THE LATEST IN HOLLYWOOD IS golf lingo. Alpha male-of-the-moment Jeff Kwatinetz's priapic posse at The Firm incessantly use metaphors about “going into the bunker” to “tee up” another deal. The words represent a cultural marriage between the entertainment business and investment banking since Kwatinetz keeps growing his company by gobbling up other companies, from a defunct sneaker concern to Michael Ovitz's AMG. The problem is that his idols who run the media conglomerates (and who are playing Sun Valley's back nine during this week's Camp Allen investment conference) aren't making money anymore. Mergers and acquisitions are yesterday's news. And today? It's the product, stupid.

Or, in his case, it's supposed to be about the clients and their projects. But months of fighting off reporters asking drug questions is why Kwatinetz's former public-relations woman, Hayley Sumner, is now driving across country with her two dogs and reading to residents of Indian reservations. His new P.R.-meister, Howard Rubenstein, took over the task without even meeting Kwatinetz, whose office called in horror on June 27 to find out how to handle a Washington Post newswoman who had parked herself in the Beverly Hills lobby at 9100 Wilshire and declared she wasn't leaving until she'd seen The Firm's ruling “dude” (a word Kwatinetz uses every minute of every day).
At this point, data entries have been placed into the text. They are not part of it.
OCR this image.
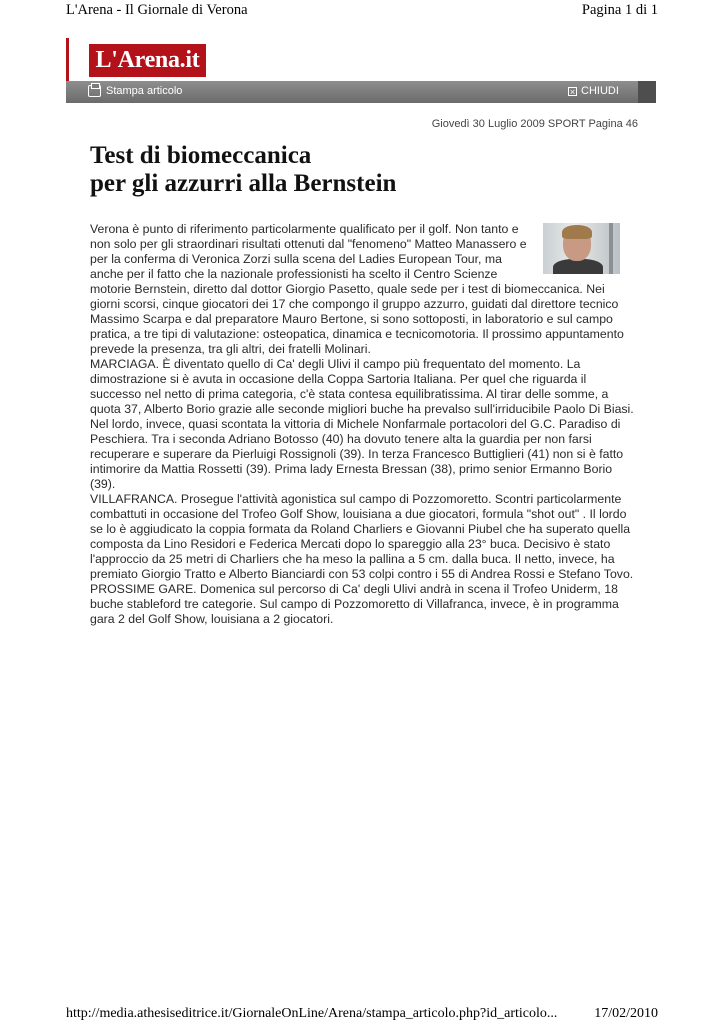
L'Arena - Il Giornale di Verona	Pagina 1 di 1
L'Arena.it
Stampa articolo	× CHIUDI
Giovedì 30 Luglio 2009 SPORT Pagina 46
Test di biomeccanica
per gli azzurri alla Bernstein

Verona è punto di riferimento particolarmente qualificato per il golf. Non tanto e non solo per gli straordinari risultati ottenuti dal "fenomeno" Matteo Manassero e per la conferma di Veronica Zorzi sulla scena del Ladies European Tour, ma anche per il fatto che la nazionale professionisti ha scelto il Centro Scienze motorie Bernstein, diretto dal dottor Giorgio Pasetto, quale sede per i test di biomeccanica. Nei giorni scorsi, cinque giocatori dei 17 che compongo il gruppo azzurro, guidati dal direttore tecnico Massimo Scarpa e dal preparatore Mauro Bertone, si sono sottoposti, in laboratorio e sul campo pratica, a tre tipi di valutazione: osteopatica, dinamica e tecnicomotoria. Il prossimo appuntamento prevede la presenza, tra gli altri, dei fratelli Molinari.

MARCIAGA. È diventato quello di Ca' degli Ulivi il campo più frequentato del momento. La dimostrazione si è avuta in occasione della Coppa Sartoria Italiana. Per quel che riguarda il successo nel netto di prima categoria, c'è stata contesa equilibratissima. Al tirar delle somme, a quota 37, Alberto Borio grazie alle seconde migliori buche ha prevalso sull'irriducibile Paolo Di Biasi. Nel lordo, invece, quasi scontata la vittoria di Michele Nonfarmale portacolori del G.C. Paradiso di Peschiera. Tra i seconda Adriano Botosso (40) ha dovuto tenere alta la guardia per non farsi recuperare e superare da Pierluigi Rossignoli (39). In terza Francesco Buttiglieri (41) non si è fatto intimorire da Mattia Rossetti (39). Prima lady Ernesta Bressan (38), primo senior Ermanno Borio (39).

VILLAFRANCA. Prosegue l'attività agonistica sul campo di Pozzomoretto. Scontri particolarmente combattuti in occasione del Trofeo Golf Show, louisiana a due giocatori, formula "shot out" . Il lordo se lo è aggiudicato la coppia formata da Roland Charliers e Giovanni Piubel che ha superato quella composta da Lino Residori e Federica Mercati dopo lo spareggio alla 23° buca. Decisivo è stato l'approccio da 25 metri di Charliers che ha meso la pallina a 5 cm. dalla buca. Il netto, invece, ha premiato Giorgio Tratto e Alberto Bianciardi con 53 colpi contro i 55 di Andrea Rossi e Stefano Tovo.

PROSSIME GARE. Domenica sul percorso di Ca' degli Ulivi andrà in scena il Trofeo Uniderm, 18 buche stableford tre categorie. Sul campo di Pozzomoretto di Villafranca, invece, è in programma gara 2 del Golf Show, louisiana a 2 giocatori.

http://media.athesiseditrice.it/GiornaleOnLine/Arena/stampa_articolo.php?id_articolo...	17/02/2010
As tattooed and pierced mailroom guys stared wide-eyed, the reporter managed to hockey-check her quarry as he was getting into the elevator. Finally, Kwatinetz did sit for an interview, where he charmed her. But that Vanity Fair article branding him a drug-addled megalomaniac rankles.

“The last thing I want to look like,” he complained to a caller, “is Walter Yetnikoff standing on desks, screaming at people, doing lots of coke.”

Talk about a flashback. It was certainly the week for it, and Sony — what with Michael Jackson, Tommy Mottola, Peter Guber, even onetime samurai Michael Ovitz, back in the media maelstrom. The movie studio itself is already on target this year to top $1 billion in domestic movie ticket sales, and closing in quickly on the $1.27 billion record which Mark Canton's slate of Sony pictures earned in 1997, a record that still stands today (though was narrowly missed by Warner Bros. last year thanks to Harry Potter). But for those without institutional memory, Yetnikoff was the onetime record hit man who, it can be said, single-handedly started the entertainment industry's Generation X string of takeovers.

An unlikely Japanese consultant, the hard-drinking, cocaine-snorting Yetnikoff had a relationship with Sony that went back 20 years. Like Kwatinetz, he was a lawyer with hot acts; what Korn and Limp Bizkit are to Kwatinetz now, so Bruce Springsteen and Michael Jackson were to Yetnikoff.

By the fall of 1989, Yetnikoff helped engineer Sony's deal for Columbia and convince it to hire Peter Guber and Jon Peters to run the studio. Long before today's outrageous corporate compensation became a subject of SEC and congressional concern, Sony willingly forked over between $800 million and $1 billion to land them. How over is that? Today, Vivendi Universal's Jean-Marie Messier is forced out without so much as a golden reserve parachute. As for Guber and Peters, they went from being all about product to being all about the deal, especially dealing for themselves — and they failed. Now comes news that Guber's Mandalay production company is deep-sixed at Paramount and going it alone. Instead of conjuring up a new book about The Biz with Peter Bart, Guber needs to rewrite the movie magic that made him a mogul in the first place.

NOW, AFTER YEARS OF GARGANTUAN spending under previous managements and, yes, also the current one (Godzilla, anyone?), Sony Pictures Entertainment (SPE) has finally got it right. Did it take any special genius to do it? Well, John Calley and Amy Pascal decided, in the face of two possible strikes, and unlike the other studio heads, to effectively skip summer 2001's moviemaking and concentrate on this summer's slate instead. So they planned a schedule to release shoulder-to-shoulder four tent-pole films (including two sequels): Spider-Man on May 3, Adam Sandler's Mr. Deeds on June 21, Men in Black II on July 3 and Stuart Little II on July 19.

To pack an even bigger punch profitwise, Sony speeded up the dubbing and subtitling process so it could simultaneously release all four pictures globally in May, June and July (thus eliminating a lag of from four months in Europe to a year in Japan). Not only does this mark the first time any studio has tried this, but the worldwide receipts could make any Sony spinoff of SPE to ease its Japanese banking crunch that much more lucrative. But it only happened when the product became more important than the public offering.

And that's the lesson to be learned. Over the next 20 years, the corporate owners of Hollywood studios will undoubtedly change, but the scenario will remain the same: the nonstop sucking sound of studios gasping for air as parent companies scramble to meet the unrealistic financial goals of Wall Street and their shareholders. Making movies and media is not the same as making mergers. Entertaining or informing the public isn't as predictable as a bell curve. Or, in The Firm's parlance, forget a hole in one. Just keep your eye on the ball.